Terms Used In Michigan Laws 440.7104

  • Bearer: means a person in control of a negotiable electronic document of title or a person in possession of an instrument, a negotiable tangible document of title, or a certificated security payable to bearer or indorsed in blank. See Michigan Laws 440.1201
  • Bill of lading: means a document of title evidencing the receipt of goods for shipment issued by a person engaged in the business of directly or indirectly transporting or forwarding goods. See Michigan Laws 440.1201
  • Document of title: means a record that in the regular course of business or financing is treated as adequately evidencing that the person in possession or control of the record is entitled to receive, control, hold, and dispose of the record and the goods the record covers and that purports to be issued by or addressed to a bailee and to cover goods in the bailee's possession which are either identified or are fungible portions of an identified mass. See Michigan Laws 440.1201
  • Goods: means all things that are treated as movable for the purposes of a contract for storage or transportation. See Michigan Laws 440.7102
  • Person: means an individual, corporation, business trust, estate, trust, partnership, limited liability company, association, joint venture, government, governmental subdivision, agency, or instrumentality, public corporation, or any other legal or commercial entity. See Michigan Laws 440.1201
  • Record: means information that is inscribed on a tangible medium or that is stored in an electronic or other medium and is retrievable in perceivable form. See Michigan Laws 440.7102
  • Signed: includes any symbol executed or adopted by a party with present intention to adopt or accept a writing. See Michigan Laws 440.1201
  (1) Except as otherwise provided in subsection (3), a document of title is negotiable if by its terms the goods are to be delivered to bearer or to the order of a named person.

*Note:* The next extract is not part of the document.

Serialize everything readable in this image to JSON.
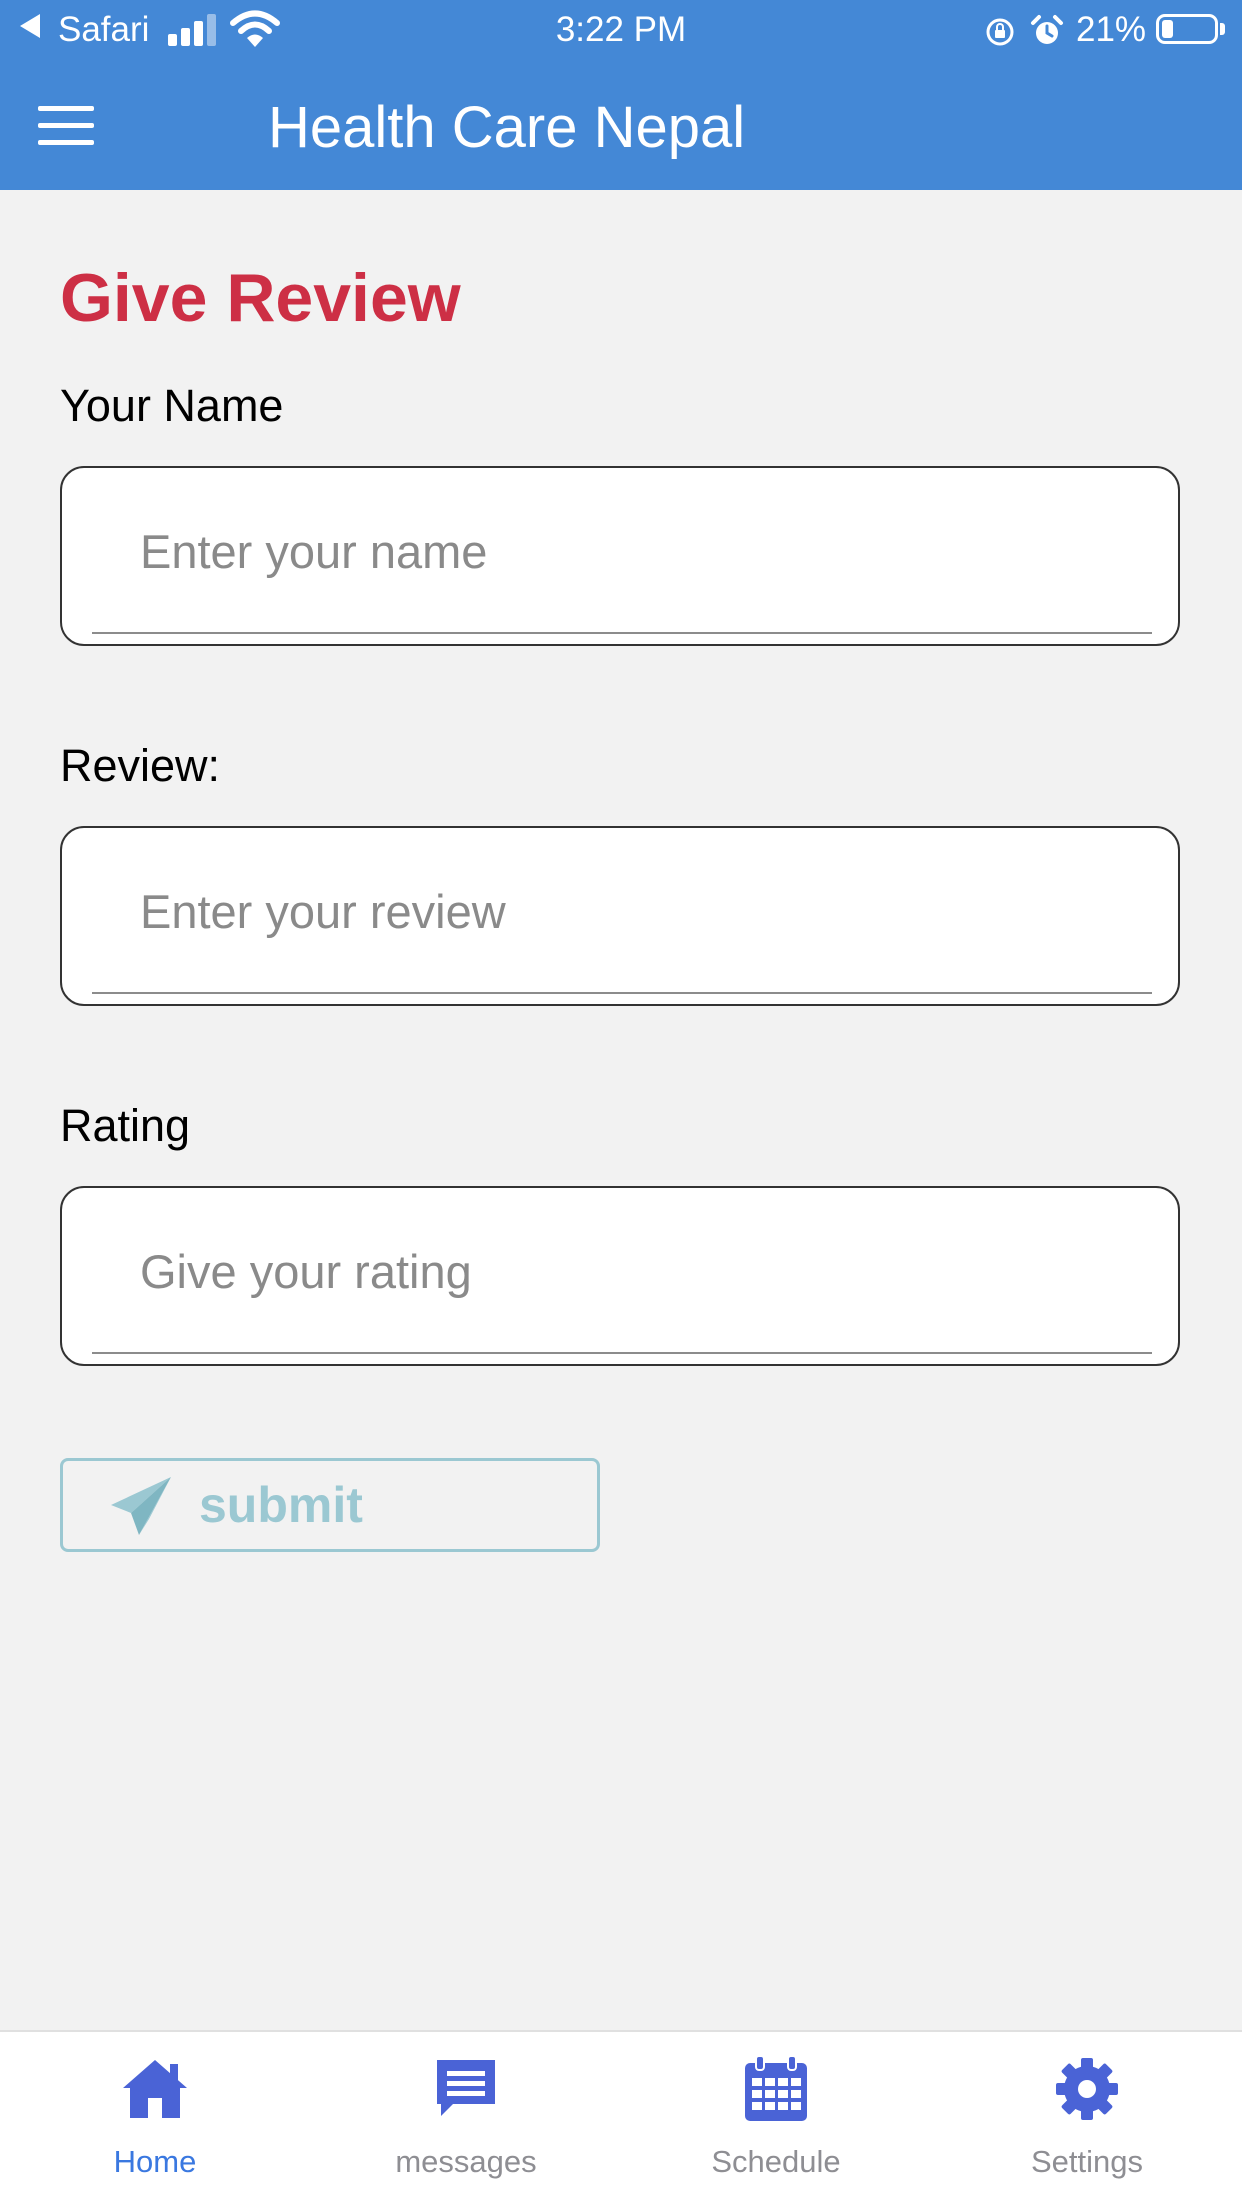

  (2) A document of title other than one described in subsection (1) is nonnegotiable. A bill of lading that states that the goods are consigned to a named person is not made negotiable by a provision that the goods are to be delivered only against an order in a record signed by the same or another named person.
  (3) A document of title is nonnegotiable if, at the time it is issued, the document has a conspicuous legend, however expressed, that it is nonnegotiable.